Looking to finance your dream holiday? With a variety of holiday loans available, you can get the funds you need to cover your trip's costs, whether it's for accommodation, entertainment, or flights.
How to compare holiday loans
When it comes to comparing holiday loans, there are several factors to consider.
- Interest rates. The interest rate determines how much you'll pay in addition to the loan amount over the life of the loan. Look for the lowest rate possible to save money.
- Loan term. The loan term determines how long you'll have to repay the loan. A shorter loan term means higher monthly payments but less interest paid overall whereas a lower rate over a longer term means lower monthly payments but paying more interest in total.
- Fees. Some lenders charge fees, such as establishment and early repayment fees, which can add to the cost of your holiday loan.
- Collateral requirements. Holiday loans can be secured or unsecured. Secured loans require collateral, while unsecured loans do not. Consider your options and choose the loan type that suits your needs. In general secured loans have lower interest rates.
Pros and cons
- Go on your dream holiday. Holiday loans can cover the costs associated with your trip, allowing you to travel without worrying about finances (so long as you can afford the repayments).
- Flexibility. Some lenders offer competitive interest rates and flexible repayment terms for their holiday loans.
- Interest. How much the loan will cost depends on how much you want to borrow, from where, and what your credit score is like.
- Penalties impact your credit score. Late payments can incur fees and negatively impact your credit score, making it more difficult to get credit in future.
- Build up of debt. Taking out a loan can lead to long-term debt if not managed properly.
What you need to apply for a holiday loan
Eligibility requirements for holiday loans vary depending on the lender and the type of loan you're applying for. These are some of the common requirements you may need to meet.
- Age. You must be over 18 years old to apply for a loan or any sort, including loans for a holiday.
- Income. You'll need to have a steady income to show that you can afford to repay the loan.
- Credit score. Lenders check your credit score to determine your eligibility for a loan. A higher credit score may increase your chances of being approved and make you eligible for lower rates.

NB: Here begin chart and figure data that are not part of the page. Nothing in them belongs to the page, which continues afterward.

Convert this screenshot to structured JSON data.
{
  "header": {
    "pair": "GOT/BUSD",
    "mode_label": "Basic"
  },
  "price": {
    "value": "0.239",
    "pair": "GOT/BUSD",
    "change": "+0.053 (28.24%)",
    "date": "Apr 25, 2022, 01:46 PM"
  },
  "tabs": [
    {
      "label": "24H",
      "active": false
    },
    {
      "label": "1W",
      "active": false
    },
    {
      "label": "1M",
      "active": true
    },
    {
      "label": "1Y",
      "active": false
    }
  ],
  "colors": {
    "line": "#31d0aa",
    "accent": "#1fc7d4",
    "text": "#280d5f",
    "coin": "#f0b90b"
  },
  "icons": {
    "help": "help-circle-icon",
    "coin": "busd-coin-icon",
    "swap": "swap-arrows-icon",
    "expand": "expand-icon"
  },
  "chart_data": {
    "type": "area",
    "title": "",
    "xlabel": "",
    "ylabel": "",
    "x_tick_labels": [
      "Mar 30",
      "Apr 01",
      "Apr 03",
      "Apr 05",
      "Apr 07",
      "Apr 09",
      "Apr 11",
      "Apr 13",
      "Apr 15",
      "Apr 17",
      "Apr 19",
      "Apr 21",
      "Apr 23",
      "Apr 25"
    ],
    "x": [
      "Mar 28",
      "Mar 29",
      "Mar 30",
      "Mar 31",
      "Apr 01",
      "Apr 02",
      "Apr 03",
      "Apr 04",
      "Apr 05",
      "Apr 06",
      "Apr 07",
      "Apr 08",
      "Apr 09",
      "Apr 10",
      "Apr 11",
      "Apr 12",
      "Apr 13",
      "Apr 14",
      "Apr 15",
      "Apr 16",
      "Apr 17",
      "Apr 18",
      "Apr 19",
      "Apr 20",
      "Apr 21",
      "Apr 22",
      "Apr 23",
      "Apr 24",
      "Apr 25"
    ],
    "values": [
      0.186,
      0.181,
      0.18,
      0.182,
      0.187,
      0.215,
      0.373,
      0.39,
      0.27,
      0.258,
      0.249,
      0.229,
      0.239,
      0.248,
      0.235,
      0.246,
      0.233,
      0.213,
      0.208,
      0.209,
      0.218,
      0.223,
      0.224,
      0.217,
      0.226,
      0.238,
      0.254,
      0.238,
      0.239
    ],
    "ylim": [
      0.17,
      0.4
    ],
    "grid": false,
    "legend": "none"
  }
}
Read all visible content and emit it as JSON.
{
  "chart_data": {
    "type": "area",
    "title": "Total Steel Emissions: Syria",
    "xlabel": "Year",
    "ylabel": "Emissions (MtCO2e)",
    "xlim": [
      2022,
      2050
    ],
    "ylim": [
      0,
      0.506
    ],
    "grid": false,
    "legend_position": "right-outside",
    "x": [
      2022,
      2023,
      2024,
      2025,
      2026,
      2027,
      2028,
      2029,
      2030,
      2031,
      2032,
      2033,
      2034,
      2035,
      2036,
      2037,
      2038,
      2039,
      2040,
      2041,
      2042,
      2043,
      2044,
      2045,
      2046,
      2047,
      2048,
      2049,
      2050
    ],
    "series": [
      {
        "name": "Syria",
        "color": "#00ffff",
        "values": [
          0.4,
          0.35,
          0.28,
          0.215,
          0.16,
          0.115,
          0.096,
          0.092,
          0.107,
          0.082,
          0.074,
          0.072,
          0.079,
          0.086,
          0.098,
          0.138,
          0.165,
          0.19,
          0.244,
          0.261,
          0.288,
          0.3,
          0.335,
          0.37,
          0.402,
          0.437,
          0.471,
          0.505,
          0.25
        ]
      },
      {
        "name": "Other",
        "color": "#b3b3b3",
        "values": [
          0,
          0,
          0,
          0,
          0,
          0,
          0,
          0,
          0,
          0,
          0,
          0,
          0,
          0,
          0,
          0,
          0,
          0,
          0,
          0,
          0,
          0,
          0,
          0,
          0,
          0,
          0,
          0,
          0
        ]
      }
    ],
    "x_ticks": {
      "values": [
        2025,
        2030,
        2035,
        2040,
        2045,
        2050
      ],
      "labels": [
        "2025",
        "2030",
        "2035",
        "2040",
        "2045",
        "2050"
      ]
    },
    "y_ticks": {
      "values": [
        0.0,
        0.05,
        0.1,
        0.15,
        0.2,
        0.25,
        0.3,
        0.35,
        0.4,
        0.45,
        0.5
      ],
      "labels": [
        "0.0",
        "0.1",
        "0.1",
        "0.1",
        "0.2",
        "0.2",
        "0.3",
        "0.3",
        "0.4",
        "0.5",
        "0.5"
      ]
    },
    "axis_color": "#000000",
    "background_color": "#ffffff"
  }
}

- Employment. You'll need to provide information about your employment status, including your job title, employer, and length of employment.
In addition to meeting these eligibility requirements, you'll also need to provide documentation and proof.
- Identification. Typically government-issued ID, such as a driver's licence or passport.
- Proof of income. Payslips or tax returns as evidence you can repay the loan.
- Bank statements. To verify deposits and expenses.
- Proof of address. For example, a recently-issued utility bill showing your current address.
Can I get a holiday loan with bad credit?
Yes. There are lenders that consider holiday loan applications from people with bad credit, although interest rates are higher.
Can I use a holiday loan for anything other than travel expenses?
Yes. A holiday loan is just another name for a personal loan. Unsecured personal loans can be used for various purposes, not just travel.